Por Luiz Fernando Picorelli

No dia 11 de novembro de 2016, a Agência Nacional de Saúde Suplementar publicou a Resolução Normativa nº 412, que dispõe sobre a solicitação de cancelamento do contrato do plano de saúde individual ou familiar, e de exclusão de beneficiário de contrato coletivo empresarial ou por adesão.

De extrema importância para as operadoras, o objetivo da norma seria o de afastar problemas na comunicação entre beneficiário e operadora no momento em que o primeiro manifesta sua vontade de cancelar o plano de saúde ou de excluir dependentes. A resolução entrará em vigor no prazo de 180 dias corridos contatos a partir da data de sua publicação no Diário Oficial da União, isto é, a partir do dia 10 de maio de 2017 (art. , § 1º, da LC 95/98).

Mas o que efetivamente muda e é importante a partir da referida resolução?

Em primeiro lugar, as operadoras devem ficar atentas à necessidade de disponibilização dos meios previstos na norma para que os beneficiários possam promover o cancelamento ou pedido de exclusão do plano.

Nesse sentido, nos casos de cancelamento (rescisão de contrato individual ou familiar a pedido do beneficiário titular), fica a operadora obrigada a viabilizar perante o usuário a possibilidade de cancelamento: a)presencialmente, na sede da operadora, em seus escritórios regionais ou nos locais por ela indicados (atenção para os arts. 6º e 7º da RN nº 395); b) por meio de atendimento telefônico (é preciso se atentar para o Decreto nº 6.523, que trata do SAC e para os arts. 6º e 7º da RN nº 395); c) ou por meio da página da operadora na internet, de modo que a pessoa jurídica deverá disponibilizar em seu portal corporativo acesso ao Portal de Informações do Beneficiário da Saúde Suplementar (PIN-SS), nos termos previstos na RN nº 389, de 26 de novembro de 2015.

As regras apontadas acima, aliás, também valem para as autogestões de recursos humanos previstas no art. 2º, inciso I da Resolução Normativa nº. 137 de 2006.

Já para os casos de exclusão de beneficiário de contrato coletivo empresarial, o beneficiário deverá solicitar à pessoa jurídica contratante, por qualquer meio, a sua exclusão ou a de dependente de contrato de plano de saúde coletivo empresarial.
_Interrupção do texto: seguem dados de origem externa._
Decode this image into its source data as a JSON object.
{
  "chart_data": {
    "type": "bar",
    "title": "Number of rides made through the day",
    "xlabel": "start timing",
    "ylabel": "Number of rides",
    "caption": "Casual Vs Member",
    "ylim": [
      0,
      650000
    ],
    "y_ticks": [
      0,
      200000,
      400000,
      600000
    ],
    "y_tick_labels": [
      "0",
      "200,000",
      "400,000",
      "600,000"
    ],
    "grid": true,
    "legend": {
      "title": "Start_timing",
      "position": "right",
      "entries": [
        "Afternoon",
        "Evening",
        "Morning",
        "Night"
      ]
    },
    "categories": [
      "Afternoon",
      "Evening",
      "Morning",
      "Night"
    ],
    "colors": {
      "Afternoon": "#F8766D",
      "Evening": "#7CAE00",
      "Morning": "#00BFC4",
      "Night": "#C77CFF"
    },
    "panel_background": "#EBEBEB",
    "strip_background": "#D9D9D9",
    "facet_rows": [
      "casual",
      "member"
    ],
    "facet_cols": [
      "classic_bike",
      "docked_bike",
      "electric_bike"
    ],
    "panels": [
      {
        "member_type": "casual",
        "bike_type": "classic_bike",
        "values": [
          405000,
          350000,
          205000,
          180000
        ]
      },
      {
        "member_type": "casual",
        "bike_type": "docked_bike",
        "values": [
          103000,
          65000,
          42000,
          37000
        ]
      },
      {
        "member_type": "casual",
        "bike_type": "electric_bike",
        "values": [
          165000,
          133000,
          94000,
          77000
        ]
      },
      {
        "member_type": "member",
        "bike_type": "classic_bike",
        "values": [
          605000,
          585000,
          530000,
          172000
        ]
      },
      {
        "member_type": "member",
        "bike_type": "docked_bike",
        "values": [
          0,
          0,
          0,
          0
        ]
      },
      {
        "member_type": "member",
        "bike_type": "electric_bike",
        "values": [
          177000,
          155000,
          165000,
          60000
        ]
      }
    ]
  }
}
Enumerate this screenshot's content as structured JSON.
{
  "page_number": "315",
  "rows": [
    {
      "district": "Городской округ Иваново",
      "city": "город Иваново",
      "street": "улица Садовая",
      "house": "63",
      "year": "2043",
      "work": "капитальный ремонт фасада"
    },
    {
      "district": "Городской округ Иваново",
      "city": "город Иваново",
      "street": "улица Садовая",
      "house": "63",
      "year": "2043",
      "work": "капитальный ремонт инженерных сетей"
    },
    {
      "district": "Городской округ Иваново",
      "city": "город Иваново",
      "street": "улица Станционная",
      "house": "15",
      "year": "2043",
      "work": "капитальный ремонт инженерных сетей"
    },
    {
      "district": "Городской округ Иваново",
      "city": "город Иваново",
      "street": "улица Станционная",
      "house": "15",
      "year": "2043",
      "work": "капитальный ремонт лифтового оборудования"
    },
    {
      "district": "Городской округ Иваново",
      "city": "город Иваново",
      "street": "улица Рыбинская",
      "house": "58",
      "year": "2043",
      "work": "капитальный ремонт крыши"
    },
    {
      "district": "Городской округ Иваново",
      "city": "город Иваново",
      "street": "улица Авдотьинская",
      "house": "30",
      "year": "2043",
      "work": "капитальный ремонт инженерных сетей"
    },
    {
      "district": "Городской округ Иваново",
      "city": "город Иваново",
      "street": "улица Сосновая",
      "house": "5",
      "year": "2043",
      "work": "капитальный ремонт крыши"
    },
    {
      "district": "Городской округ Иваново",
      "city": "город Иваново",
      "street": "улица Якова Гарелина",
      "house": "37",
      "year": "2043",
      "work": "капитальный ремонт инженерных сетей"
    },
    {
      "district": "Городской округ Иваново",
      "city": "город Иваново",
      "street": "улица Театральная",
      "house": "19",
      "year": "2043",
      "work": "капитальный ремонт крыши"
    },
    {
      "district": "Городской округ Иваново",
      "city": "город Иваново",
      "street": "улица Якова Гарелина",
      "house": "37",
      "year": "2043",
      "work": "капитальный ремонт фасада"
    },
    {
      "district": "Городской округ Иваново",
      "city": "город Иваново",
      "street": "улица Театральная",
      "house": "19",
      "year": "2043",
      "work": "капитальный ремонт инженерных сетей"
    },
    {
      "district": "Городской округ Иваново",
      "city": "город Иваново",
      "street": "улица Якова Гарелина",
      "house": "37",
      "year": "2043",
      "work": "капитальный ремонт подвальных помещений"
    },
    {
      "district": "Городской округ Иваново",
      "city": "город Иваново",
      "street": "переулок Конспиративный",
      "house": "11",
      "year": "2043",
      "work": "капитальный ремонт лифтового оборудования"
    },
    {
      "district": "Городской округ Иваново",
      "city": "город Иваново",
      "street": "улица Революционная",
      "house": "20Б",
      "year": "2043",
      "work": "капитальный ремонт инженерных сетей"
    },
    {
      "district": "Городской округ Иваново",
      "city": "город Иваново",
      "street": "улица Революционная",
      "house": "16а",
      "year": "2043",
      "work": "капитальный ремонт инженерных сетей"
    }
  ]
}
A expressão “por qualquer meio” não afasta a necessidade de uma formalização da manifestação de vontade expressa do beneficiário, até para que haja o início da contagem dos prazos para a operadora.
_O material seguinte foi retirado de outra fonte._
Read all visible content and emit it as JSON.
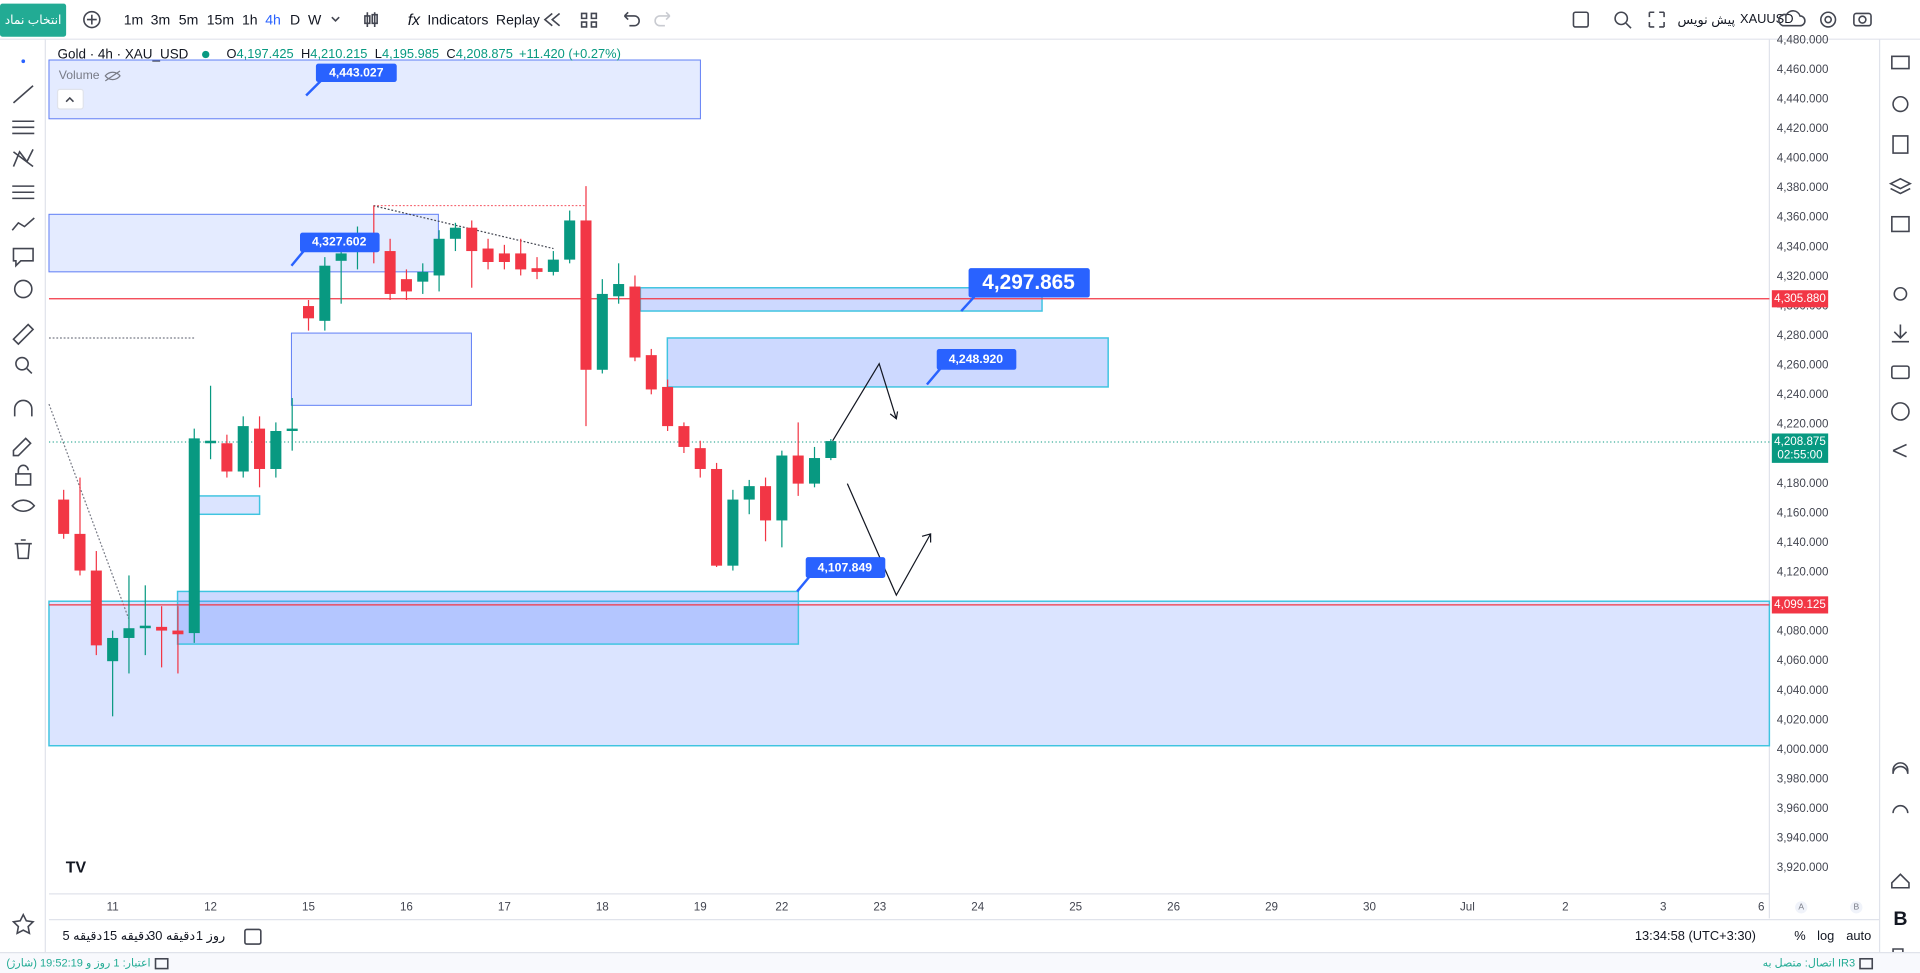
{
  "toolbar": {
    "symbol_search": "انتخاب نماد",
    "intervals": [
      "1m",
      "3m",
      "5m",
      "15m",
      "1h",
      "4h",
      "D",
      "W"
    ],
    "indicators": "Indicators",
    "replay": "Replay",
    "symbol": "XAUUSD",
    "layout_name": "پیش نویس"
  },
  "legend": {
    "title": "Gold · 4h · XAU_USD",
    "ohlc": [
      {
        "label": "O",
        "value": "4,197.425"
      },
      {
        "label": "H",
        "value": "4,210.215"
      },
      {
        "label": "L",
        "value": "4,195.985"
      },
      {
        "label": "C",
        "value": "4,208.875"
      }
    ],
    "change": "+11.420 (+0.27%)",
    "volume": "Volume"
  },
  "annotations": [
    "4,443.027",
    "4,327.602",
    "4,297.865",
    "4,248.920",
    "4,107.849"
  ],
  "price_labels": {
    "line_upper": "4,305.880",
    "line_lower": "4,099.125",
    "last": "4,208.875",
    "countdown": "02:55:00"
  },
  "chart_data": {
    "type": "candlestick",
    "open": [
      4169.3,
      4146.1,
      4121.3,
      4060.0,
      4075.7,
      4082.3,
      4083.2,
      4080.7,
      4079.0,
      4207.4,
      4207.4,
      4188.3,
      4217.3,
      4190.0,
      4215.7,
      4300.2,
      4290.2,
      4330.8,
      4337.4,
      4344.1,
      4337.4,
      4318.4,
      4316.7,
      4320.9,
      4345.7,
      4353.2,
      4339.1,
      4335.8,
      4335.8,
      4325.8,
      4323.3,
      4331.6,
      4358.1,
      4257.1,
      4306.8,
      4313.4,
      4267.0,
      4245.5,
      4219.0,
      4204.1,
      4190.0,
      4124.6,
      4169.3,
      4178.4,
      4155.2,
      4199.1,
      4180.1,
      4197.425
    ],
    "high": [
      4175.9,
      4184.2,
      4134.5,
      4080.7,
      4118.0,
      4111.3,
      4097.2,
      4097.2,
      4217.3,
      4246.3,
      4213.2,
      4225.6,
      4225.6,
      4221.5,
      4238.0,
      4304.3,
      4333.3,
      4345.7,
      4354.0,
      4368.1,
      4345.7,
      4325.0,
      4329.1,
      4351.5,
      4356.5,
      4358.1,
      4345.7,
      4341.6,
      4345.7,
      4333.3,
      4337.4,
      4364.8,
      4381.3,
      4318.4,
      4329.1,
      4320.9,
      4271.2,
      4250.5,
      4221.5,
      4209.1,
      4194.1,
      4175.9,
      4182.6,
      4184.2,
      4202.4,
      4221.5,
      4204.9,
      4210.215
    ],
    "low": [
      4142.8,
      4118.0,
      4064.1,
      4022.7,
      4051.7,
      4064.1,
      4055.8,
      4051.7,
      4072.4,
      4196.6,
      4184.2,
      4184.2,
      4177.6,
      4184.2,
      4202.4,
      4283.6,
      4283.6,
      4301.8,
      4325.0,
      4329.1,
      4304.3,
      4304.3,
      4308.4,
      4310.1,
      4337.4,
      4312.6,
      4325.0,
      4325.0,
      4320.9,
      4318.4,
      4320.9,
      4329.1,
      4219.0,
      4254.6,
      4301.8,
      4262.9,
      4240.5,
      4215.7,
      4200.8,
      4184.2,
      4123.7,
      4121.3,
      4159.4,
      4141.1,
      4137.0,
      4171.8,
      4177.6,
      4195.985
    ],
    "close": [
      4146.1,
      4121.3,
      4070.7,
      4075.7,
      4082.3,
      4084.0,
      4080.7,
      4078.2,
      4210.7,
      4209.1,
      4188.3,
      4219.0,
      4190.0,
      4215.7,
      4217.3,
      4291.9,
      4327.5,
      4335.8,
      4348.2,
      4337.4,
      4308.4,
      4310.1,
      4323.3,
      4345.7,
      4353.2,
      4337.4,
      4330.0,
      4330.0,
      4325.0,
      4323.3,
      4331.6,
      4358.1,
      4257.1,
      4308.4,
      4315.1,
      4265.4,
      4243.8,
      4219.0,
      4204.9,
      4190.0,
      4124.6,
      4169.3,
      4178.4,
      4155.2,
      4199.1,
      4180.1,
      4197.4,
      4208.875
    ],
    "up_color": "#089981",
    "down_color": "#f23645",
    "ylim": [
      3902.6,
      4480.7
    ],
    "yticks": [
      {
        "value": 4480,
        "label": "4,480.000"
      },
      {
        "value": 4460,
        "label": "4,460.000"
      },
      {
        "value": 4440,
        "label": "4,440.000"
      },
      {
        "value": 4420,
        "label": "4,420.000"
      },
      {
        "value": 4400,
        "label": "4,400.000"
      },
      {
        "value": 4380,
        "label": "4,380.000"
      },
      {
        "value": 4360,
        "label": "4,360.000"
      },
      {
        "value": 4340,
        "label": "4,340.000"
      },
      {
        "value": 4320,
        "label": "4,320.000"
      },
      {
        "value": 4300,
        "label": "4,300.000"
      },
      {
        "value": 4280,
        "label": "4,280.000"
      },
      {
        "value": 4260,
        "label": "4,260.000"
      },
      {
        "value": 4240,
        "label": "4,240.000"
      },
      {
        "value": 4220,
        "label": "4,220.000"
      },
      {
        "value": 4200,
        "label": "4,200.000"
      },
      {
        "value": 4180,
        "label": "4,180.000"
      },
      {
        "value": 4160,
        "label": "4,160.000"
      },
      {
        "value": 4140,
        "label": "4,140.000"
      },
      {
        "value": 4120,
        "label": "4,120.000"
      },
      {
        "value": 4100,
        "label": "4,100.000"
      },
      {
        "value": 4080,
        "label": "4,080.000"
      },
      {
        "value": 4060,
        "label": "4,060.000"
      },
      {
        "value": 4040,
        "label": "4,040.000"
      },
      {
        "value": 4020,
        "label": "4,020.000"
      },
      {
        "value": 4000,
        "label": "4,000.000"
      },
      {
        "value": 3980,
        "label": "3,980.000"
      },
      {
        "value": 3960,
        "label": "3,960.000"
      },
      {
        "value": 3940,
        "label": "3,940.000"
      },
      {
        "value": 3920,
        "label": "3,920.000"
      }
    ],
    "xlim": [
      -0.9,
      104.5
    ],
    "xticks": [
      {
        "value": 3,
        "label": "11"
      },
      {
        "value": 9,
        "label": "12"
      },
      {
        "value": 15,
        "label": "15"
      },
      {
        "value": 21,
        "label": "16"
      },
      {
        "value": 27,
        "label": "17"
      },
      {
        "value": 33,
        "label": "18"
      },
      {
        "value": 39,
        "label": "19"
      },
      {
        "value": 44,
        "label": "22"
      },
      {
        "value": 50,
        "label": "23"
      },
      {
        "value": 56,
        "label": "24"
      },
      {
        "value": 62,
        "label": "25"
      },
      {
        "value": 68,
        "label": "26"
      },
      {
        "value": 74,
        "label": "29"
      },
      {
        "value": 80,
        "label": "30"
      },
      {
        "value": 86,
        "label": "Jul"
      },
      {
        "value": 92,
        "label": "2"
      },
      {
        "value": 98,
        "label": "3"
      },
      {
        "value": 104,
        "label": "6"
      }
    ]
  },
  "bottom_bar": {
    "ranges": [
      "5 دقیقه",
      "15 دقیقه",
      "30 دقیقه",
      "روز 1"
    ],
    "clock": "13:34:58 (UTC+3:30)",
    "percent": "%",
    "log": "log",
    "auto": "auto"
  },
  "scale_buttons": [
    "A",
    "B"
  ],
  "status_bar": {
    "credit": "اعتبار: 1 روز و 19:52:19 (شارژ)",
    "connection": "اتصال: متصل به IR3"
  }
}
Feito o pedido à pessoa jurídica contratante, esta possuirá 30 dias para informas a operadora. Finalizado o referido prazo sem que haja qualquer comunicação, o beneficiário poderá requerer a exclusão diretamente à operadora, hipótese em que não haverá a necessidade de anuência da pessoa jurídica contratante.
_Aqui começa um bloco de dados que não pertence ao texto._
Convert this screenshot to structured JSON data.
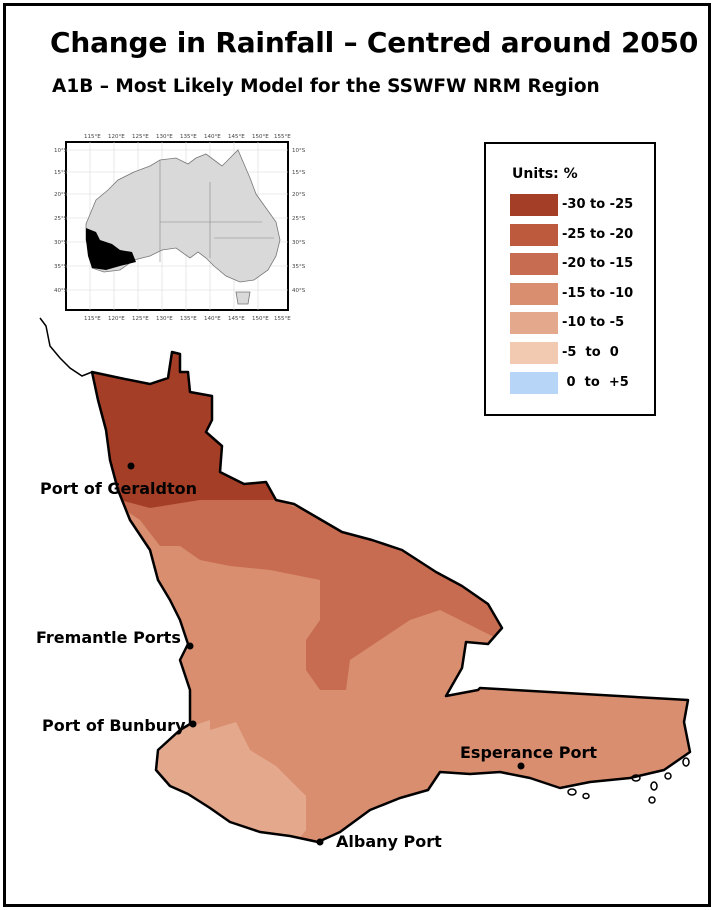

Já nos casos de exclusão de beneficiário de contrato coletivo por adesão, a Resolução nº. 412 afirma que o beneficiário deverá solicitar a sua exclusão: i)à pessoa jurídica contratante do plano privado de assistência à saúde; ii) à administradora de benefícios, quando figurar no contrato firmado entre a pessoa jurídica contratante e a operadora; ou; iii) à operadora de planos privados de assistência à saúde. Caso o pedido de exclusão seja feito perante à pessoa jurídica contratante ou à administradora de benefícios, caberá a estas o repasse à operadora para que sejam tomadas as medidas cabíveis.

Nos casos dos planos coletivos planos coletivos por adesão ainda vale repetir a mesma observação feita para os planos empresariais quanto a necessidade de formalização por escrito do pedido feito pelo beneficiário, pois é a partir da ciência da operadora que passam a contar os prazos para as providências cabíveis.